Oh What a Fortnight
Saying Goodbye
In Sally's usual style, my last moments in London were rushed and hazy. Finishing The Last Queen of Paradise on Saturday, I prepared for my Sunday flight to the United States of America. I always find goodbyes difficult, but this one was a promise for an excellent trip and a speedy return. This year has been a complete emotional package, with friends flowing freely in and out of my daily life. I've done some hearty things like travel with my brother Dave, travel to my brother Phil, and plan to travel to my brother Mark. As friends fly in and out of London, I let them ease in and out of my life, celebrating each moment as best I can without feeling overwhelmed.
My time in the States was an enlightening one. I've learned to be comfortable in my independence, so returning and being subjected to errands, group dinners, and cohesive plans was a difficult transition. Seeing my parents was simultaneously rewarding and stressing for many reasons. Firstly, because my vices are inherited. It's difficult enough to see and address problems in oneself, let alone see someone you care about practice the same poor judgment. Secondly, because I want to positively influence my parents' lifestyle choices, but because they raised me, they find it difficult to accept my advice. Thirdly, because riding in a car is now ridiculously claustrophobic, traffic is even more abhorrent, and don't get me started about lengthy trips for daily chores.
However, I've gleaned some amazing reminders from this trip. My friends are still my friends. It's incredible how much I've laughed over these two weeks, as friends I haven't spoken to regularly have made significant reappearances in my life. Distance does not always make the heart grow fonder, but when it has little effect whatsoever on your friendship, you know for sure it is not a fleeting one. I'm so glad for this reminder. There are definitely goodbyes that may never become hellos again, but that does not mean the quality of the friendship is not still there, still waiting to be ignited. Next I return to the US, I hope that more of these friendships are rediscovered and enlivened.

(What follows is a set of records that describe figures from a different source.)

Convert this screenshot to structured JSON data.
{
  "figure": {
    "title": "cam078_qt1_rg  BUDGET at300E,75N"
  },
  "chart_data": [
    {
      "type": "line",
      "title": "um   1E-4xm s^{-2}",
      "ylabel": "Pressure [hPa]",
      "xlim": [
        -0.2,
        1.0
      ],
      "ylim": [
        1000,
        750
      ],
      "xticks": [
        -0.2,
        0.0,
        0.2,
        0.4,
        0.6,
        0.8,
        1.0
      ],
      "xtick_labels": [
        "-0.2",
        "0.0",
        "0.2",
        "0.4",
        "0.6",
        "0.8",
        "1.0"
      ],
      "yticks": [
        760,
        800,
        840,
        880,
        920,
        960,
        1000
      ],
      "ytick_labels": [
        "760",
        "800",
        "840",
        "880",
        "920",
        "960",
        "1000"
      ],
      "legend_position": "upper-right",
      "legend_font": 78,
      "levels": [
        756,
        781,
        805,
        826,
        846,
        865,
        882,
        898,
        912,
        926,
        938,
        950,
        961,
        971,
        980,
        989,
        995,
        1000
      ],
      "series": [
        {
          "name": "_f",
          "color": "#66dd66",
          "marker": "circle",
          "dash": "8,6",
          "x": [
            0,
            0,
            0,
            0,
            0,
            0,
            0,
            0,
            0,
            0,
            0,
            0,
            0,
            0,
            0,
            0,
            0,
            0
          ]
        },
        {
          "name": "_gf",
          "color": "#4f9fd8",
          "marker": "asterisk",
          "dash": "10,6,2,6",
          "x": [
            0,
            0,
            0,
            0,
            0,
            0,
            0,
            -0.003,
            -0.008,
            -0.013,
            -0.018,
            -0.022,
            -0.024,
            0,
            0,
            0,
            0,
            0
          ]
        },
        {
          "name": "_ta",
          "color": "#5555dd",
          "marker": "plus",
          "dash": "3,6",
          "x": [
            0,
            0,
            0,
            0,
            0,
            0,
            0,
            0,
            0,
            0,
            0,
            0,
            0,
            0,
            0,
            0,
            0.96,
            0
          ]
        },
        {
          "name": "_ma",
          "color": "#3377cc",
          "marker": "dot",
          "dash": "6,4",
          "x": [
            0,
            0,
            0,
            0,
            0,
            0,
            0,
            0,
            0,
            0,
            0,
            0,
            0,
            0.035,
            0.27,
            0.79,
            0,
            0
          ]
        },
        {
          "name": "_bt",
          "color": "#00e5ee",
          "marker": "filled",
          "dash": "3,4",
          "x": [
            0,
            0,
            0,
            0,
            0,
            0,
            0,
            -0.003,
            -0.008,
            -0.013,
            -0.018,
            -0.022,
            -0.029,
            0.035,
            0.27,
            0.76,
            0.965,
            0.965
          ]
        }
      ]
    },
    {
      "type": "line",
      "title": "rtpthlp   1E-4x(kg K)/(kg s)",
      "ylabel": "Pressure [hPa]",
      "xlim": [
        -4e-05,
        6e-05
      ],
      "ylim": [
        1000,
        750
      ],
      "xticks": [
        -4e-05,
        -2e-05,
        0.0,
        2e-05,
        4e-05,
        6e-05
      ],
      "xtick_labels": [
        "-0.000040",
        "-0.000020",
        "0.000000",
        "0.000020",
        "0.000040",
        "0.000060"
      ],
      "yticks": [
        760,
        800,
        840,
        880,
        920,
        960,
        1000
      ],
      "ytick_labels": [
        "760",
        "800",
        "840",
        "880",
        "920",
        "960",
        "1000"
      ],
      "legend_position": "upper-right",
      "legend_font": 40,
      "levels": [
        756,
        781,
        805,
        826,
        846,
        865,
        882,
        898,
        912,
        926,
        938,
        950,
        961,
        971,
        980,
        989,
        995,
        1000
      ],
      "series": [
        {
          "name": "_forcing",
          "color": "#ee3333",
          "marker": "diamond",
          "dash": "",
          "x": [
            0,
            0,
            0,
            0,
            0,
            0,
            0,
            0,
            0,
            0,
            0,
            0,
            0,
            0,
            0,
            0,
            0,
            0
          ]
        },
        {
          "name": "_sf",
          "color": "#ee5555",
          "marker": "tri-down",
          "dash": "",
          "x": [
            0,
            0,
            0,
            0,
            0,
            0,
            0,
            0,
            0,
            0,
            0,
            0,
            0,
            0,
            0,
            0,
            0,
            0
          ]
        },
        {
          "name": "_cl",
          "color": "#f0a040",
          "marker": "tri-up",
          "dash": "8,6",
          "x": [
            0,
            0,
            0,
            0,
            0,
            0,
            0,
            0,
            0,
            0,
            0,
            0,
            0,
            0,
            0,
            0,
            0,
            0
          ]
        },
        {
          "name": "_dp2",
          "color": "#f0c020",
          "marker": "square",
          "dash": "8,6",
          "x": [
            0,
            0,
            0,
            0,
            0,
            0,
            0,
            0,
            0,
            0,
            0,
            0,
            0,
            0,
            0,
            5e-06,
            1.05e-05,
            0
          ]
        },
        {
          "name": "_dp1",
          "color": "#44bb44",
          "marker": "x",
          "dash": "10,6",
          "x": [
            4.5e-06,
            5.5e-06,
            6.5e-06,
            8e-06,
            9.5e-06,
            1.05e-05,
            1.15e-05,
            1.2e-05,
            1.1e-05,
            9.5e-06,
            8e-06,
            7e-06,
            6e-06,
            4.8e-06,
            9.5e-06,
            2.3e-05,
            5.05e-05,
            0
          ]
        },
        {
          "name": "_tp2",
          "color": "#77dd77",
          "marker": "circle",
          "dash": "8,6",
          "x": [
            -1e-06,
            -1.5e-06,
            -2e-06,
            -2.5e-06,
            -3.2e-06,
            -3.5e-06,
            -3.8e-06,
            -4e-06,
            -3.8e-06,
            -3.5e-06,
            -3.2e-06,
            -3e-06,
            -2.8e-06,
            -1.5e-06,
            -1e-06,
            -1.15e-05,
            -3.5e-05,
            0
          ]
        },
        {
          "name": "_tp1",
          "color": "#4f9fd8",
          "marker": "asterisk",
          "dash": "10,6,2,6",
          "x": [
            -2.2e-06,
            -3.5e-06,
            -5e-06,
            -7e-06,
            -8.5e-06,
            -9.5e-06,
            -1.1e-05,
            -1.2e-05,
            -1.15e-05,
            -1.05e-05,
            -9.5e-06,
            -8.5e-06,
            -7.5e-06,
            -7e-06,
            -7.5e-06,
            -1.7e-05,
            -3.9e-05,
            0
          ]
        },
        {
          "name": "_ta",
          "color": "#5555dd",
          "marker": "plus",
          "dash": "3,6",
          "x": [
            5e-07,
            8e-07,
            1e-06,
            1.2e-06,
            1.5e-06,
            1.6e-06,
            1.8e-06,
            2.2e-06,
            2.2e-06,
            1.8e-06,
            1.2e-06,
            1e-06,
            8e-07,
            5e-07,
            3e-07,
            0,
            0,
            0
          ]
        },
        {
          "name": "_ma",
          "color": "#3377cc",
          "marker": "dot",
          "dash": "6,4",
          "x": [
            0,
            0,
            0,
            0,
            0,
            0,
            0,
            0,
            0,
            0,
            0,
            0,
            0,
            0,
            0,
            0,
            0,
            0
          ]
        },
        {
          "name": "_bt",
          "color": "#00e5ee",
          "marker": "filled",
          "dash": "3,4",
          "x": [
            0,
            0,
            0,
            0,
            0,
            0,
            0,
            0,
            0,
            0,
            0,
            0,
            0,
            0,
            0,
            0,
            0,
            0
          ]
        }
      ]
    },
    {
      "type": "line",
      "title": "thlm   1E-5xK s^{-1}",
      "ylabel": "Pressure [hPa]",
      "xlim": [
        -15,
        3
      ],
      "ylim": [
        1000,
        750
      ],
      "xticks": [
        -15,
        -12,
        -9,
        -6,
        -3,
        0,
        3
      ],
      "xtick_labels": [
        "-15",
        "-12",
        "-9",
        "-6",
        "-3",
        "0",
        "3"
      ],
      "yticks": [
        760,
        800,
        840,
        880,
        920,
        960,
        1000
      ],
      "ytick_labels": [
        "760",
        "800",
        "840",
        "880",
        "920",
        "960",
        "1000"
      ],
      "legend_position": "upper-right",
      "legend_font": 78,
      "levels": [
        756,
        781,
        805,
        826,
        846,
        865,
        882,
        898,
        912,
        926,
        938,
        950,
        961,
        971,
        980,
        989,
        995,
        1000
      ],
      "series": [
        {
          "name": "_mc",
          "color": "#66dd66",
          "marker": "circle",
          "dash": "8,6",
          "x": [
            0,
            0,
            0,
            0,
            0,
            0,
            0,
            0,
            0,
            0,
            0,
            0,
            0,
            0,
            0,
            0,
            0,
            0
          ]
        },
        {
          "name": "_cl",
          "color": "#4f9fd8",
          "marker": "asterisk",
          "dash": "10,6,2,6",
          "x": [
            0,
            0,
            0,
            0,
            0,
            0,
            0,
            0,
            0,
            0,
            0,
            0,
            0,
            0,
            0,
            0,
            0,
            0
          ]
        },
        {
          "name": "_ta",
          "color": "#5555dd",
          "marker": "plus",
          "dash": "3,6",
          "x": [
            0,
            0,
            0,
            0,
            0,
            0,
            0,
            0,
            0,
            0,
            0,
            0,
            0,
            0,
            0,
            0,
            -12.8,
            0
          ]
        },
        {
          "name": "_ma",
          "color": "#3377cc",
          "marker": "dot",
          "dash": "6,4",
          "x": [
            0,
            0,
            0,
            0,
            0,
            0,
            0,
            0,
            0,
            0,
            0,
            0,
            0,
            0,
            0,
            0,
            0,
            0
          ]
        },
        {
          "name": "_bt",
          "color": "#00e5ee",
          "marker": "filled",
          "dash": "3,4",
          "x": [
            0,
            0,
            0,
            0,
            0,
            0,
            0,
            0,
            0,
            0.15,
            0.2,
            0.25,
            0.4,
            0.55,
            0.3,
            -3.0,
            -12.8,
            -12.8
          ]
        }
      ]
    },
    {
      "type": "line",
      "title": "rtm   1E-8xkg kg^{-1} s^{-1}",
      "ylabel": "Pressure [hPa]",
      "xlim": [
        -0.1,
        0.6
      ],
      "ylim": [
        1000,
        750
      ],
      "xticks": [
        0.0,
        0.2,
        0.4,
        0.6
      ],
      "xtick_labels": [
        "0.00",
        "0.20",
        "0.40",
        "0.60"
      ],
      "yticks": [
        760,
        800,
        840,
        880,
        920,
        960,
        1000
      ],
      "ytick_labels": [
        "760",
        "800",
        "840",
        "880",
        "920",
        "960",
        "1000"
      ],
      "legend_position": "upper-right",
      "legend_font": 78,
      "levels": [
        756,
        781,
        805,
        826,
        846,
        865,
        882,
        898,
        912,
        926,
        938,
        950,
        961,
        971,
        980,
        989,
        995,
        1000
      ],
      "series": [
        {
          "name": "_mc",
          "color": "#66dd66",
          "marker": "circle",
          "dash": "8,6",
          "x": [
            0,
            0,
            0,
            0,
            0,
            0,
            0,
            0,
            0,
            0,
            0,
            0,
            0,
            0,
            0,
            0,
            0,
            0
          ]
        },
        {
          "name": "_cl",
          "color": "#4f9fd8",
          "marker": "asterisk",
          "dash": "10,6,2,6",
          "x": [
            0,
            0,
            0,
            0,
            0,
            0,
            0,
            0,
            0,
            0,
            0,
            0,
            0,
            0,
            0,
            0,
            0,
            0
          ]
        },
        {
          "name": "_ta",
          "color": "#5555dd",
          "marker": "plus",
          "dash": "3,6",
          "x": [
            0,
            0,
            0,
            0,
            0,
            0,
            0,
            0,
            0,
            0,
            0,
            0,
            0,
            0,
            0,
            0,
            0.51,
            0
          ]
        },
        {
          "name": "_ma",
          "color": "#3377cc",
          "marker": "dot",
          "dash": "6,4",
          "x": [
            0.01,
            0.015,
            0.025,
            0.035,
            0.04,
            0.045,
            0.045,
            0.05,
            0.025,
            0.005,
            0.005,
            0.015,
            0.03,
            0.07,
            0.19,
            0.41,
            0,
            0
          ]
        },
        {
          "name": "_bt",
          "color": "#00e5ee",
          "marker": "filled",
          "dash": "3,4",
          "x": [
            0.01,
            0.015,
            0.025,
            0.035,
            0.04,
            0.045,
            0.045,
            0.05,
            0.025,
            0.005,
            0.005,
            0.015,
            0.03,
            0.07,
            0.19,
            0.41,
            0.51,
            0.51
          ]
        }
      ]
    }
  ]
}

Wow, I'm speaking like an optimist. And I haven't even spoken about my showcase in NYC!
Here goes. I've improved. I've improved as an actor and singer, resorting to technique rather than worry. Moreover, I've developed an understanding of what I can offer as an artist; sure there are actors who can play any role, but in the three minutes I had to show the New York audiences, I was going to do what I do best. Me. I was sweet. I was optimistic. I was naive. I was driven. Sure, I've been able to play crazy, intelligent and haunted (among other things), but I showed a simplicity - the thing I love to do best.
Follow that up with a visit to my brand new nephew, Griffin, and I may have completed one of the most fulfilling two weeks of my twenties. I'm pretty proud of that. I'm also pretty proud of the fact that I'm returning to London with unprecedented positivity, to people who love me, to a complete host of new experiences.
Bring on the rest of the year. Also, anyone in London willing to celebrate Thanksgiving with me? We're (i.e. Rick) is cooking TofuTurkey. He doesn't know it yet.